Antes de descer para a estação, Leon visita o açougue e se mune de toda sorte de facas. Sozinho dentro do trem, Maya não imagina o risco que a ronda. Leon desce ao ponto dos túneis onde acordou da última vez, e enxerga a aproximação do trem. Utilizando-se de um gancho, prende-se ao último carro, e eventualmente consegue entrar. Enquanto isso, Maya visita um vagão cheio de corpos nus dependurados. Jurgis encontra-se no meio daqueles corpos, ainda vivo e bastante confuso. Maya aponta o revólver para Mahogany. Nervosa, erra os disparos. O açougueiro lança sua marreta e consegue acertá-la no dorso, tirando seu equilíbrio. Antes que consiga desferir o golpe fatal, Mahogany é interrompido por Leon. Eles dão início a um dos duelos mais sanguinolentos imagináveis, Leon armado com uma peixeira, Mahogany com o martelo. Como o corredor encontra-se abarrotado de cadáveres, a cada golpe errado, lâmina e martelo penetram coxas, braços, arrancam cabeças... uma sequência grotesca que nada deve a filmes como "Conan O Bárbaro". A câmera do diretor Kitamura é fluida, e captura a ação com movimentos suaves e incessantes, ora dentro do vagão, ora passeando em torno do carro. Por pouco, Mahogany não corta o pescoço de Leon, que detém o golpe com o antebraço, atravessado pela lâmina da peixeira. O fotógrafo puxa uma outra faca menor e a crava no pé do açougueiro. As portas automáticas se abrem, e o trem encontra-se à toda velocidade. Leon tenta chutá-lo para fora, mas Mahogany se sustenta ali dentro, desferindo um golpe que acerta Jurgis no abdômen e rasga sua barriga, expondo os intestinos.

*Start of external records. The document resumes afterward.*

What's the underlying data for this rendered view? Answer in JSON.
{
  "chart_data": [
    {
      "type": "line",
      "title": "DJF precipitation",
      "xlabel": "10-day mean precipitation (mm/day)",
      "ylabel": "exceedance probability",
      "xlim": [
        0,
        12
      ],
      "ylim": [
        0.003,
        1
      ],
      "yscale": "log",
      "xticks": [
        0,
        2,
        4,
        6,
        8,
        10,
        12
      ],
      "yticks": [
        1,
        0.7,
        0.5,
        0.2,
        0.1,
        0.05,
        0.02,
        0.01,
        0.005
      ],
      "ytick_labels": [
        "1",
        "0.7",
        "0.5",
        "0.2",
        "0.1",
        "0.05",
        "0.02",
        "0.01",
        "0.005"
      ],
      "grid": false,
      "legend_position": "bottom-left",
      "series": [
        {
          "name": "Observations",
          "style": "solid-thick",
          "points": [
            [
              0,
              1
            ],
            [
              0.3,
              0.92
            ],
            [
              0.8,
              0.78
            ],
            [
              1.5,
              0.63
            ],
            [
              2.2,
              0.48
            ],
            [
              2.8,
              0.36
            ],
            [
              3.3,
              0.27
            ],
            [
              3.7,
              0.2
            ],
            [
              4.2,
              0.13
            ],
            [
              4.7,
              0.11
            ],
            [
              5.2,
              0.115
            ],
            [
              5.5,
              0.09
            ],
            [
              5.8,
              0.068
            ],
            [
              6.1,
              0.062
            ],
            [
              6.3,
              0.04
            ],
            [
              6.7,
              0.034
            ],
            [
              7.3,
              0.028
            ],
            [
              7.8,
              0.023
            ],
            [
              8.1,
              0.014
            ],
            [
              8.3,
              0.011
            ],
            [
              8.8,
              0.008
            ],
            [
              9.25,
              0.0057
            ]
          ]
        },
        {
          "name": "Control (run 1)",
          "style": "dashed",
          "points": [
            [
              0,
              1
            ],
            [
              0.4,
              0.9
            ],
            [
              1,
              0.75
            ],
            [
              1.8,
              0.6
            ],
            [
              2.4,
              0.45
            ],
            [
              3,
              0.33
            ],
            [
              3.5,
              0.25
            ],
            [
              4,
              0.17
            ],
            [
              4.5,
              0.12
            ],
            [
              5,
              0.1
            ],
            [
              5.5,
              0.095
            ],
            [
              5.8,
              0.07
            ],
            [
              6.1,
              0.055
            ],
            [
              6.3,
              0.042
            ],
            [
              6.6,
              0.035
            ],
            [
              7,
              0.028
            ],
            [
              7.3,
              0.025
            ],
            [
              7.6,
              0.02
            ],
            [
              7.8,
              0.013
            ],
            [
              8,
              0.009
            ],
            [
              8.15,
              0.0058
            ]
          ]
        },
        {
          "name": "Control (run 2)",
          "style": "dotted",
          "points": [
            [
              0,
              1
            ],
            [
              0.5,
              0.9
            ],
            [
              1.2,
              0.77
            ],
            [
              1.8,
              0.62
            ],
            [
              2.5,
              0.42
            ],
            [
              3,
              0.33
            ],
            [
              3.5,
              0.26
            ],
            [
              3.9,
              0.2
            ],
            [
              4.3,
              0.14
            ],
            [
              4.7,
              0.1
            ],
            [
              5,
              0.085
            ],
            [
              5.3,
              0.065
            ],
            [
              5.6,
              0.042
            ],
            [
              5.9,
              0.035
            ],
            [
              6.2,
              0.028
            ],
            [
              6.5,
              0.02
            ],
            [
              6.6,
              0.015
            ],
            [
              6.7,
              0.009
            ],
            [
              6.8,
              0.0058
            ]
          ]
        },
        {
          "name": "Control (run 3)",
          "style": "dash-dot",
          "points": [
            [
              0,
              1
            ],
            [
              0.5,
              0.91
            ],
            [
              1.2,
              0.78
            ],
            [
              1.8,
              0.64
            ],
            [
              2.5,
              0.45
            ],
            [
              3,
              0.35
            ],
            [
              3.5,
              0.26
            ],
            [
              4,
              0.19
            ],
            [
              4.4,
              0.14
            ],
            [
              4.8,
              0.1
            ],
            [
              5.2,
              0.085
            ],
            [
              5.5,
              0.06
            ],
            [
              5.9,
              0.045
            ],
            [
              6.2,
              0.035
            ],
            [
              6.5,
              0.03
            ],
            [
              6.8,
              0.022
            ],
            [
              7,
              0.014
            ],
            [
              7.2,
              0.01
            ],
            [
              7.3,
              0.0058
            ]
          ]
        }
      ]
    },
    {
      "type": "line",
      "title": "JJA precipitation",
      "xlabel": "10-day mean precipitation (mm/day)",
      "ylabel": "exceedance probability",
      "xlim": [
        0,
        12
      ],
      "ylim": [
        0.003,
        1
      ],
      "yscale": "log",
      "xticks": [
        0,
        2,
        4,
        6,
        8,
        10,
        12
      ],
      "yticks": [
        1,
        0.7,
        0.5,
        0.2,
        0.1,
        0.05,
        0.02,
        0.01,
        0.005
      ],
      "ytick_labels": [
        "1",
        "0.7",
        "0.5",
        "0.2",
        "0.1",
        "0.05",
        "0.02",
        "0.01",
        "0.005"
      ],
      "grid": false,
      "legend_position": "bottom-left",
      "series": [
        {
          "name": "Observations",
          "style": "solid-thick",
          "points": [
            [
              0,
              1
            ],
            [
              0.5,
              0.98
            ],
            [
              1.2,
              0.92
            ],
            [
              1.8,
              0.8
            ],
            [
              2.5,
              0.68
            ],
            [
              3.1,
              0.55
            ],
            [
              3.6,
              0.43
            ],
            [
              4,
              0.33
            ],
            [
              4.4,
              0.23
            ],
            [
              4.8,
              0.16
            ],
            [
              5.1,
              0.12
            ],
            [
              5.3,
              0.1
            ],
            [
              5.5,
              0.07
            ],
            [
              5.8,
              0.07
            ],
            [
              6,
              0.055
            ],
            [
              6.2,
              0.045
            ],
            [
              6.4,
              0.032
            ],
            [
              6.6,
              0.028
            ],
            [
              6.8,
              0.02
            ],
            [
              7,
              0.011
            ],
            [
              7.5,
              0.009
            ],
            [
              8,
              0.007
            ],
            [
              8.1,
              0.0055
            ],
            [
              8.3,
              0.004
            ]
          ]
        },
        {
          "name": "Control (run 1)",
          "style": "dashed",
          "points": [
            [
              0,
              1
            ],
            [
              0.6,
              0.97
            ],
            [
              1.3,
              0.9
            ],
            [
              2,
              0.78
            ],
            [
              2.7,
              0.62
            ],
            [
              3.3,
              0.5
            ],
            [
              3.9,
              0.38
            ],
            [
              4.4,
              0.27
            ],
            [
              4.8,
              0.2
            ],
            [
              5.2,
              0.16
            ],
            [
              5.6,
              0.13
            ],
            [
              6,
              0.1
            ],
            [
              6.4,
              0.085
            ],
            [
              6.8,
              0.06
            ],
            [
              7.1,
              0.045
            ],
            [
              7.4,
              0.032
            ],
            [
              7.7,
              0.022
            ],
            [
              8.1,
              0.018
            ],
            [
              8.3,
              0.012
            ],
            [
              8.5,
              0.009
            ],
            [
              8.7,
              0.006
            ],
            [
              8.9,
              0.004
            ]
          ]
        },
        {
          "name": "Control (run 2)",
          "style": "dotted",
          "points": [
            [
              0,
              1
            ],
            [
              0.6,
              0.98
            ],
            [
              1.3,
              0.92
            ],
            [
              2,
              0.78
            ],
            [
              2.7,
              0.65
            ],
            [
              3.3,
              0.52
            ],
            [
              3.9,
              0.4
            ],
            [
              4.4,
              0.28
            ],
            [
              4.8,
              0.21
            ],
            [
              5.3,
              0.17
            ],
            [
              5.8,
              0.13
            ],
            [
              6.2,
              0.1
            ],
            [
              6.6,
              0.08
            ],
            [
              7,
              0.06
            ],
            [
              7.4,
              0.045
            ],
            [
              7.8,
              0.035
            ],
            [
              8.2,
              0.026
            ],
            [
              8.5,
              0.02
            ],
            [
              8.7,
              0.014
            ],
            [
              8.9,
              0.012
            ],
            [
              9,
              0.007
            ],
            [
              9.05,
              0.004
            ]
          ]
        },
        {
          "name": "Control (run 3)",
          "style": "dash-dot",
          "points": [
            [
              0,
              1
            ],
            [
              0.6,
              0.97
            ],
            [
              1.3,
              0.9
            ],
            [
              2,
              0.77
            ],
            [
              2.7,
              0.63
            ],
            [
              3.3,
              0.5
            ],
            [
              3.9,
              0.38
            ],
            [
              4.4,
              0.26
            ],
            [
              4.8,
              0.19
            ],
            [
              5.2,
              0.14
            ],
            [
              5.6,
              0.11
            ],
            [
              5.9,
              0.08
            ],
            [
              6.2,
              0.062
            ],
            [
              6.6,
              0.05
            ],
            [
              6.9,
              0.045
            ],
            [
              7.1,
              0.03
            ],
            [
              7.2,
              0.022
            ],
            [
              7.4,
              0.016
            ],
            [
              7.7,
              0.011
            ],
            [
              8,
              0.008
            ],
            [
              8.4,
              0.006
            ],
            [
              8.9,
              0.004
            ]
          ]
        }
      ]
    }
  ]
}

Leon consegue tirar o equilíbrio de Mahogany ao esmigalhar seus dedos com uma martelada. O açougueiro acaba lançado para fora. O trem estaciona em um aterrorizante lugar do subterrâneo. O condutor aparece e educadamente solicita que Leon e Maya se afastem da carne. O casal testemunha a chegada de criaturas que confraternizam nos vagões para fazer um banquete com os cadáveres. Tão chocados estão, não percebem de imediato que Mahogany ainda se encontra vivo. O açougueiro investe contra Leon, e eles lutam usando como armas tudo o que conseguem encontrar, como ossos e crânios. Leon perfura o abdômen de Mahogany com um pedaço de fêmur talhado, e então arranca o osso da barriga para cravá-lo mais acima, na garganta do açougueiro. É o fim de Mahogany. Antes de morrer, ele dá as boas vindas a Leon. Após o duelo, o condutor oficializa a "transmissão" do cargo. A partir de agora, Leon será o novo fornecedor de carne para os monstros do subterrâneo de Nova York.

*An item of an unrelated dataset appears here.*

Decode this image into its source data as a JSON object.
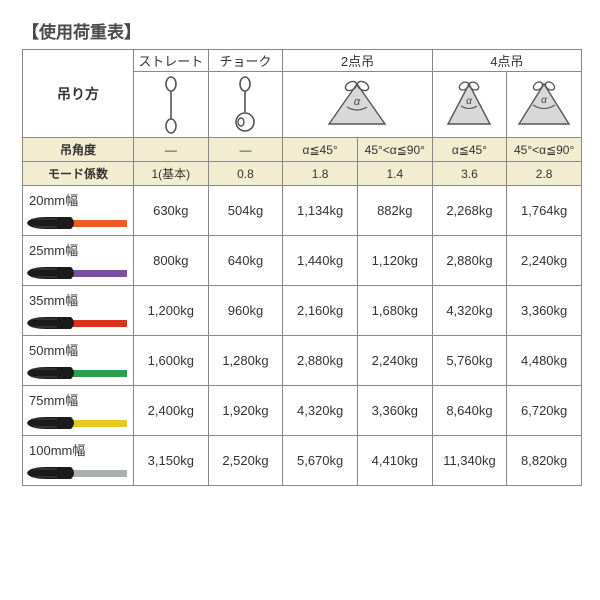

O condutor extirpa e devora a língua do novo empregado, para mantê-lo aprisionado ao silêncio, e depois apunhala Maya na altura do peito, arrancando seu ainda palpitante coração. Tempo depois, vemos um cavalheiro finamente trajado, arrumando-se com esmero para o primeiro dia de trabalho. A detetive que vimos no início do filme lhe entrega uma caderneta com os horários dos trens. Ele apanha a maleta e parte. A câmera revela que o novo açougueiro a serviço dos monstros é Leon. Com o desfecho, o filme nos convida a considerar o passado de Mahogany: será que ele sempre foi um monstro? Ou, há dois séculos atrás, foi um homem tão comum e inocente quanto Leon, arrastado àquela posição pelas criaturas das trevas, tendo perdido a humanidade através dos séculos?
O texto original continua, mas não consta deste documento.